Learning To Ride
My Dad taught me to ride a bike. I had been on a tricycle, then a bike with training wheels for some time, but he thought it was time to ditch the safe way and fly. I can’t count the number of times he puffed along beside the hand-me-down bike I got when my older sister grew out of it, steadying the seat with one hand and the handlebars with another, calling encouragement as I wobbled along the sidewalk shrieking with a combination of heady exhilaration and sheer terror. Then, on the next exciting try, I felt an extra push from behind to get me up to cruising speed and I AM DOING IT, DADDY! I’M RIDING! I’M RIDING!
Of course, I fell off trying to stop, but he picked me up and brushed me off, commiserated over my scrapes and put me right back on. That time, I remembered that one pedaled backwards to stop the bike. The seat still bumped me in the back when I slowed enough to hop down, but that was minor compared to the flush of achievement and pride. I was officially a big kid.
It was like that all through my childhood and adolescence. My Dad was always urging me to do things I was afraid to try, gently but insistently showing me the way. When I was about eight and all the other kids were jumping or diving off the high board at the pool, I was only comfortable with the low board. Somehow, he knew that I had a secret longing to be brave like the other kids, so he made a deal with me. “I’ll catch you when you jump,” he promised. “I’ll be there to make sure you’re okay.”
And that dear man treaded water underneath the high board for at least forty-five minutes, shouting encouragement up to me as I stood shivering with my toes curled over the end of the board and my heart in my throat. He even had to take a rest for a minute on the side of the pool and he warned, “I may not be able to do this much longer!” Finally, looking down - ‘way down! - into his warm, brown eyes, I screwed up my courage and HUGE, RIPPING SPLASH! I surfaced to his wide grin - “You did it!

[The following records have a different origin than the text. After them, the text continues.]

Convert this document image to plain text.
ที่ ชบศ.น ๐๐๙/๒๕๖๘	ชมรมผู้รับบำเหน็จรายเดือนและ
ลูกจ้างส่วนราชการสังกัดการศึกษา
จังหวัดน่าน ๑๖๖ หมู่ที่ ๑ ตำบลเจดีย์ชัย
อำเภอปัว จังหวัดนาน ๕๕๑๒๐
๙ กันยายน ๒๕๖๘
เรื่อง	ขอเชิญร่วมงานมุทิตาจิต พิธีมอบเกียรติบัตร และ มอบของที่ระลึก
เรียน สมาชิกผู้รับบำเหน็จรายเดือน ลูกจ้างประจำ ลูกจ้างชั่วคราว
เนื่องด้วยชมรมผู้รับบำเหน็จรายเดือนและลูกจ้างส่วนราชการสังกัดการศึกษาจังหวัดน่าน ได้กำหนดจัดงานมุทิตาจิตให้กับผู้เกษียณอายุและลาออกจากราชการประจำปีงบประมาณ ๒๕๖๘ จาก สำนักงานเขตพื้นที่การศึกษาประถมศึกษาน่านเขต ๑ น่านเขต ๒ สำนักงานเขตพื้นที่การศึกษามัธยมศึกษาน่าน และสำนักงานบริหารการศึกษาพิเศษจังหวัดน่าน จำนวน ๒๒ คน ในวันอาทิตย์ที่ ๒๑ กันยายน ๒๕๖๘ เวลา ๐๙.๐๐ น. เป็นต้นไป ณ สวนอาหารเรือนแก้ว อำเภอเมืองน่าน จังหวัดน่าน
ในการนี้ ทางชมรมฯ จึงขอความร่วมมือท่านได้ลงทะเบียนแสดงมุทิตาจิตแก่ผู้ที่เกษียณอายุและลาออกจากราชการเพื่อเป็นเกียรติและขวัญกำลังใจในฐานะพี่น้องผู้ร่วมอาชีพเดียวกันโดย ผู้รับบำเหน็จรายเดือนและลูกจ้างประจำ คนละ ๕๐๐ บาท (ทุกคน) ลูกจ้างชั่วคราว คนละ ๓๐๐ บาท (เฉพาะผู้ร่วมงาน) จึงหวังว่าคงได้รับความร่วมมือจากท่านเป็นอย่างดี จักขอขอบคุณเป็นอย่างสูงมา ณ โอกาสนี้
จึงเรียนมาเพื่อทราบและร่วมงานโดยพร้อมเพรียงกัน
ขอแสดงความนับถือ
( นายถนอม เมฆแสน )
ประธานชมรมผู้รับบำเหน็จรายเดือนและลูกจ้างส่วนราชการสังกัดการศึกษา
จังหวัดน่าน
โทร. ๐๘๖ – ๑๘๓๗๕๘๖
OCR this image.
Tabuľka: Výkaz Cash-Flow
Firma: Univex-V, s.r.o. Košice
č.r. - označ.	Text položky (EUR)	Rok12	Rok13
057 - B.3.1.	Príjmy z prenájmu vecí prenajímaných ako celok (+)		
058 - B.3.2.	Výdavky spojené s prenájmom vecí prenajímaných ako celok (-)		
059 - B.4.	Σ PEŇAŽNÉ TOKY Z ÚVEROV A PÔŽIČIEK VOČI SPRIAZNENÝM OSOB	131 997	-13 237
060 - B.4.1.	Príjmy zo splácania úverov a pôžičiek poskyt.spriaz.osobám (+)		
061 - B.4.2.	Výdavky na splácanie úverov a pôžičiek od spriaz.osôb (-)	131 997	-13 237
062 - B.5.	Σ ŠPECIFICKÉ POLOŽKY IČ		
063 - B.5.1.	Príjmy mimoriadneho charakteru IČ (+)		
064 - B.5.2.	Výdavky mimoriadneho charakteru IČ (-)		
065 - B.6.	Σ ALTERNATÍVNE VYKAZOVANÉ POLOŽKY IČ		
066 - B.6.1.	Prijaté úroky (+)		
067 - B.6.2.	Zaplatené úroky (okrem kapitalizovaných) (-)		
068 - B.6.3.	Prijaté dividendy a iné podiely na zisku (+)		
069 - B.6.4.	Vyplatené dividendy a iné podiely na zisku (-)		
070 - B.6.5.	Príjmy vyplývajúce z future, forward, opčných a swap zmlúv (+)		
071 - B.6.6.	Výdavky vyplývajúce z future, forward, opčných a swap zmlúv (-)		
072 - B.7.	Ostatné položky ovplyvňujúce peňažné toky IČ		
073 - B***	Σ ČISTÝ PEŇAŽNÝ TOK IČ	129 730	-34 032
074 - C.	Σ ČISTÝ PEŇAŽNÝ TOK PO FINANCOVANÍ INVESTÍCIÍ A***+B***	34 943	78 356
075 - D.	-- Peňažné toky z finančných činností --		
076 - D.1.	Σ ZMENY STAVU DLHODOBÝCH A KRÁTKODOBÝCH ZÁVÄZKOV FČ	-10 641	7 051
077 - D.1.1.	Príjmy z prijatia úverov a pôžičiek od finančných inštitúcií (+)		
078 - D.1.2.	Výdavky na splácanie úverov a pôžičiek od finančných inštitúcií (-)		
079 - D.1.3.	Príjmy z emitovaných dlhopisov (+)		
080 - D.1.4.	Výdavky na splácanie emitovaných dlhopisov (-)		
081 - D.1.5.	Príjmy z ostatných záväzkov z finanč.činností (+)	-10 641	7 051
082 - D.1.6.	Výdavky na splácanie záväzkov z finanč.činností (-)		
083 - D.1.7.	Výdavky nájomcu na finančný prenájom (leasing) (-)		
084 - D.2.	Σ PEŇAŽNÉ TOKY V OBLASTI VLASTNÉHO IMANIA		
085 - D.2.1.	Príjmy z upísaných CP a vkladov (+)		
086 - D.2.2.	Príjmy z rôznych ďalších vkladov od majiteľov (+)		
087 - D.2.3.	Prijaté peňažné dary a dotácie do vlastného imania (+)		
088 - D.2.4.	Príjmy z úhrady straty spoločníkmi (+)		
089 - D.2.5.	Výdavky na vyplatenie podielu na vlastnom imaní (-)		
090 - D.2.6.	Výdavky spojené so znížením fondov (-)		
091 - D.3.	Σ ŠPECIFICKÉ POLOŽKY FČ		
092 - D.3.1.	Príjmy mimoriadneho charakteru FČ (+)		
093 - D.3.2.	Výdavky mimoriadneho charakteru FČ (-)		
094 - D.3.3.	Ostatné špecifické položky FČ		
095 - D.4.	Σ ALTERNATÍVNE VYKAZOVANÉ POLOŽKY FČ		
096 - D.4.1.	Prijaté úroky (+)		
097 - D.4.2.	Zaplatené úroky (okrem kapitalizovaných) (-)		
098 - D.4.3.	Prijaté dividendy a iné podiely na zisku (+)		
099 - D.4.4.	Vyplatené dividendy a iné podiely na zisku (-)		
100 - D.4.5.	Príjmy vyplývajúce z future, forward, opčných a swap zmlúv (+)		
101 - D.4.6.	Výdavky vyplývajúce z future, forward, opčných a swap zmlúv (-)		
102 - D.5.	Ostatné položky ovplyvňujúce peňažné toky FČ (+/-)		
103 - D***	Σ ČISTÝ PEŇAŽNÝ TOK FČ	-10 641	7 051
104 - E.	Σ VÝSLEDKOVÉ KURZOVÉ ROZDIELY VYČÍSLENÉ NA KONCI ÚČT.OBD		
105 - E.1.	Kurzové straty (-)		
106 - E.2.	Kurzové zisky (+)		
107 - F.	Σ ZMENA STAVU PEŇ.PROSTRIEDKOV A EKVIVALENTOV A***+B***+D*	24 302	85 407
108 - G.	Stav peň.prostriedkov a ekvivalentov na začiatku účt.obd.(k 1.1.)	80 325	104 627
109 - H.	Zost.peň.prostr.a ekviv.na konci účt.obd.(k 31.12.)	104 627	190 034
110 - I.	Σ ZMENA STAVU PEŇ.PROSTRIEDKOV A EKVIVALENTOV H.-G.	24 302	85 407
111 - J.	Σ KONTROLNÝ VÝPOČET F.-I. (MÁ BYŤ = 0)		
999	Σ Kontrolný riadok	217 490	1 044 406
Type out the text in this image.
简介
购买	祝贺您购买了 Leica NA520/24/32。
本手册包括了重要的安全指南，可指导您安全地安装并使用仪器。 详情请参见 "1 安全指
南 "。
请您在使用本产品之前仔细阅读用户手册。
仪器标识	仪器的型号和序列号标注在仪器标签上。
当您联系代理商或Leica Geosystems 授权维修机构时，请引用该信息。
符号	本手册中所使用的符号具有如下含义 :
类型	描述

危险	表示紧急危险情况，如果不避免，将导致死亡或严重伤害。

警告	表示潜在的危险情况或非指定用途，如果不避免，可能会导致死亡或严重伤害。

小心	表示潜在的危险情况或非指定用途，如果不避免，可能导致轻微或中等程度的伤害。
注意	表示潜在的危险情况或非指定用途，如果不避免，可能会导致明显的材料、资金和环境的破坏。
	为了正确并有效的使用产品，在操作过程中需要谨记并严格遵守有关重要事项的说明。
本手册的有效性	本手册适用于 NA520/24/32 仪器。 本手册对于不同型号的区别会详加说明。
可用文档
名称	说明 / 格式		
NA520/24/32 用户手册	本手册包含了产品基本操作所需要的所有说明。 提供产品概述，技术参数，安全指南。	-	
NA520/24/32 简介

Actually, he did it. All through boyfriends and algebra and hairdos and college applications and first jobs, his encouragement and gentle prodding were what spurred me to achievements I might not otherwise have even tried. So much easier to wail, “Daddy, I can’t” than to put some honest effort into learning something new.
He wasn’t always successful - my hairdos were never very stylish (they still aren’t) and I never did get the point or the practice of algebra - but he always assured me “Of course you can!” and didn’t let me off the hook.
Life keeps handing me challenges - finishing college and grad school, learning a whole new set of job skills, finding my way through a divorce when everyone in the family was opposed, establishing myself in a new locale with new friends and challenging financial concerns - and each time another one pops up, I’m back on that bike with Dad’s wisdom and strength behind me, still learning to ride.